The effects would be largest in the UK's southern areas and smallest in northern areas, it added. Hot summers and heat waves would be more common and cold winters rarer.
"It would be difficult to tell from your own day-to-day or year-to-year experience the effects of average temperature change," says Paul Bates, a member of the Royal Society's working group on developing resilience to extreme weather. "The time we will really be able to tell the effects could be in a century from now."
A suggested counter-argument is that, as happened in the last ice age, the Gulf Stream, transporting heat from the Gulf of Mexico to the north Atlantic, will slow down. This would lead to much colder temperatures, as the Gulf Stream is thought to keep UK temperatures 5C higher than they would otherwise be in winter. However, the Royal Society says there are unlikely to be "abrupt changes".
Rising sea levels
The UK Climate Projections of 2009 estimated a sea-level rise of between 13cm and 76cm for the UK by 2095.
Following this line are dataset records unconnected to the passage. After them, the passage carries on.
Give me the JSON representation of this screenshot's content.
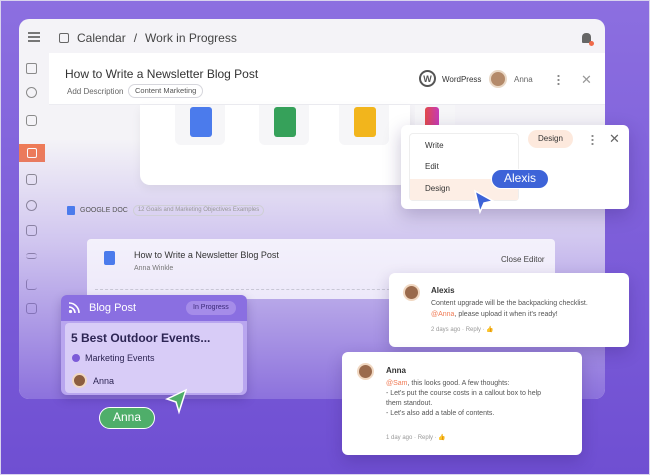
{
  "topbar": {
    "breadcrumb_root": "Calendar",
    "breadcrumb_sep": "/",
    "breadcrumb_current": "Work in Progress"
  },
  "doc": {
    "title": "How to Write a Newsletter Blog Post",
    "add_description": "Add Description",
    "tag": "Content Marketing",
    "integration": "WordPress",
    "assignee": "Anna"
  },
  "google_doc": {
    "label": "GOOGLE DOC",
    "pill": "12 Goals and Marketing Objectives Examples"
  },
  "editor": {
    "title": "How to Write a Newsletter Blog Post",
    "author": "Anna Winkle",
    "close_label": "Close Editor"
  },
  "menu": {
    "items": [
      "Write",
      "Edit",
      "Design"
    ],
    "selected": "Design",
    "badge": "Design"
  },
  "cursors": {
    "alexis": "Alexis",
    "anna": "Anna"
  },
  "comments": [
    {
      "name": "Alexis",
      "line1": "Content upgrade will be the backpacking checklist.",
      "mention": "@Anna",
      "line2_rest": ", please upload it when it's ready!",
      "meta": "2 days ago · Reply ·"
    },
    {
      "name": "Anna",
      "mention": "@Sam",
      "line1_rest": ", this looks good. A few thoughts:",
      "line2": "- Let's put the course costs in a callout box to help",
      "line3": "them standout.",
      "line4": "- Let's also add a table of contents.",
      "meta": "1 day ago · Reply ·"
    }
  ],
  "blog_card": {
    "type": "Blog Post",
    "status": "In Progress",
    "heading": "5 Best Outdoor Events...",
    "category": "Marketing Events",
    "person": "Anna"
  },
  "colors": {
    "background": "#7a5bd8",
    "accent_orange": "#f07b55",
    "alexis_blue": "#3d63d8",
    "anna_green": "#4fae6a",
    "card_purple": "#8a6fe1"
  },
  "icons": [
    "menu-icon",
    "calendar-icon",
    "bell-icon",
    "wordpress-icon",
    "docs-icon",
    "sheets-icon",
    "slides-icon",
    "rss-icon",
    "kebab-icon",
    "close-icon"
  ]
}
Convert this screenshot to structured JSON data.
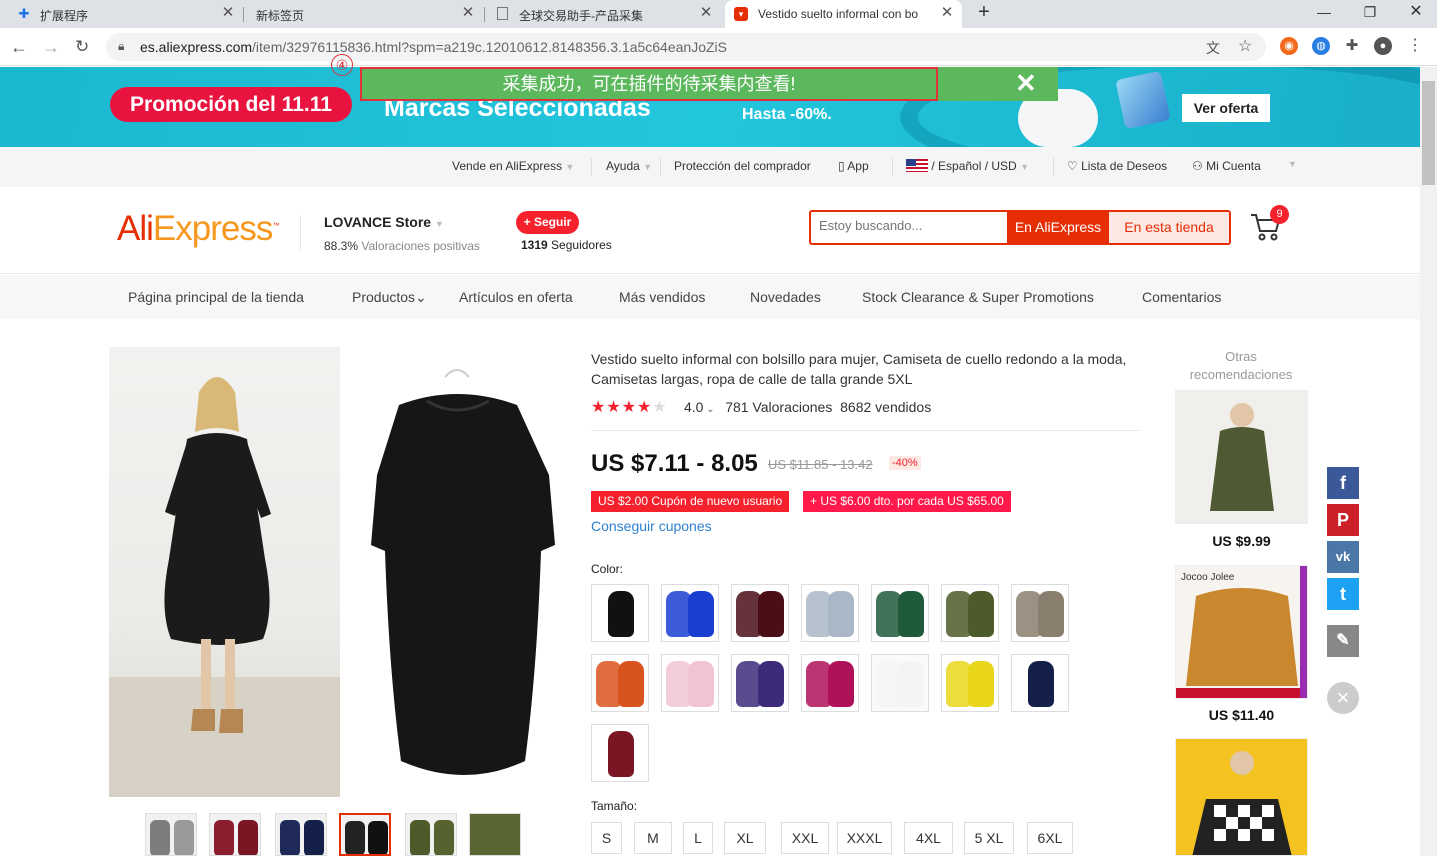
{
  "browser": {
    "tabs": [
      {
        "label": "扩展程序",
        "icon": "puzzle-icon"
      },
      {
        "label": "新标签页",
        "icon": ""
      },
      {
        "label": "全球交易助手-产品采集",
        "icon": "doc-icon"
      },
      {
        "label": "Vestido suelto informal con bo",
        "icon": "aliexpress-icon"
      }
    ],
    "new_tab": "+",
    "url_host": "es.aliexpress.com",
    "url_path": "/item/32976115836.html?spm=a219c.12010612.8148356.3.1a5c64eanJoZiS"
  },
  "banner": {
    "promo": "Promoción del 11.11",
    "headline": "Marcas Seleccionadas",
    "discount": "Hasta -60%.",
    "cta": "Ver oferta"
  },
  "notice": {
    "step": "④",
    "message": "采集成功，可在插件的待采集内查看!",
    "close": "✕"
  },
  "topnav": {
    "sell": "Vende en AliExpress",
    "help": "Ayuda",
    "protection": "Protección del comprador",
    "app": "App",
    "locale": "/ Español / USD",
    "wishlist": "Lista de Deseos",
    "account": "Mi Cuenta"
  },
  "header": {
    "logo_a": "Ali",
    "logo_b": "Express",
    "store_name": "LOVANCE Store",
    "rating_value": "88.3%",
    "rating_label": "Valoraciones positivas",
    "follow": "+ Seguir",
    "followers_count": "1319",
    "followers_label": "Seguidores",
    "search_placeholder": "Estoy buscando...",
    "search_btn_all": "En AliExpress",
    "search_btn_store": "En esta tienda",
    "cart_count": "9"
  },
  "storenav": [
    "Página principal de la tienda",
    "Productos",
    "Artículos en oferta",
    "Más vendidos",
    "Novedades",
    "Stock Clearance & Super Promotions",
    "Comentarios"
  ],
  "product": {
    "title": "Vestido suelto informal con bolsillo para mujer, Camiseta de cuello redondo a la moda, Camisetas largas, ropa de calle de talla grande 5XL",
    "rating": 4.0,
    "rating_text": "4.0",
    "reviews": "781 Valoraciones",
    "sold": "8682 vendidos",
    "price": "US $7.11 - 8.05",
    "old_price": "US $11.85 - 13.42",
    "discount": "-40%",
    "coupon_new": "US $2.00 Cupón de nuevo usuario",
    "coupon_store": "+ US $6.00 dto. por cada US $65.00",
    "get_coupons": "Conseguir cupones",
    "color_label": "Color:",
    "size_label": "Tamaño:",
    "colors": [
      "#111111",
      "#1a3fd0",
      "#4a0f16",
      "#a9b7c6",
      "#1f5a3a",
      "#4d5a2a",
      "#8a7f6e",
      "#d9531e",
      "#f2c4d3",
      "#3d2a7a",
      "#b0125a",
      "#f4f4f4",
      "#e9d61a",
      "#15204a",
      "#7a1624"
    ],
    "sizes": [
      "S",
      "M",
      "L",
      "XL",
      "XXL",
      "XXXL",
      "4XL",
      "5 XL",
      "6XL"
    ]
  },
  "sidebar": {
    "title": "Otras recomendaciones",
    "items": [
      {
        "price": "US $9.99"
      },
      {
        "price": "US $11.40",
        "brand": "Jocoo Jolee"
      }
    ]
  },
  "social": [
    "facebook-icon",
    "pinterest-icon",
    "vk-icon",
    "twitter-icon",
    "edit-icon"
  ],
  "social_glyphs": [
    "f",
    "P",
    "vk",
    "t",
    "✎"
  ]
}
The report also suggested the number of "extreme high sea-level events" - caused by storm swells - on the south coast of England could become between 10 and 1,800 times more common by 2100, depending on different scenarios involving emissions. The government acknowledges there's "lively scientific debate" over the issue.
Sea levels don't rise uniformly, says Haigh, and are "hard to predict".
Areas that have been identified as particularly vulnerable to coastal flood risk include South Wales, north-west Scotland, Yorkshire, Lincolnshire, East Anglia and the Thames estuary.
Challenges for the NHS
Increased temperatures will mean a rise in heat-related mortality of 70% by the 2020s, compared with the 2000s, the Health Protection Agency (HPA) projects. This could increase to 540% by the 2080s, it adds. However, this doesn't take into account any precautions brought in to minimise problems, like better health awareness and improved cooling for buildings.
More than 52,000 Europeans died from heat during the summer of 2003, making the heat wave "one of the deadliest climate-related disasters in Western history", according to the Earth Policy Institute, external. Italy and France accounted for the largest number, but there were 2,139 deaths in England and Wales.
But cold kills people more people than heat in the UK. With winters becoming milder, the level of cold-related mortality is estimated to fall by 2% by the 2050s and 12% by the 2080s, the HPA says.
"What constitutes dangerous levels of heat varies on where you are in the UK," says Bates. "Scotland has a lower threshold for warnings than London, for instance. To a certain extent, populations adapt to conditions."
Another concern is the possible spread of diseases, such as malaria. There could be "sustained transmission, external" - lasting for one month or more a year - in southern England by 2080, research suggests. But anti-malarial drugs and the UK health system should be able to minimise this, it's added.
The government says climate change is likely to raise food prices. "As healthy food is often more expensive this may reduce the nutritional quality of dietary intakes and hence the nutritional status of some population groups," it adds.
Threats to wildlife
There are warnings that rising temperatures will disrupt UK wildlife. The RSPB, external says large storms will damage habitat and that, as different species' behaviour gets out of kilter, the balance between predators and their prey will be affected. Species may move northwards to cope, putting habitats under further pressure, it argues.
Hotter summers, with more droughts, could also affect agriculture, says Haigh, making the continued cultivation of some traditional crops more difficult. But Liz Truss's predecessor as Environment Secretary, Caroline Spelman, said in 2012 that there could be an opportunity for farmers to grow peaches, maize and sunflowers, external.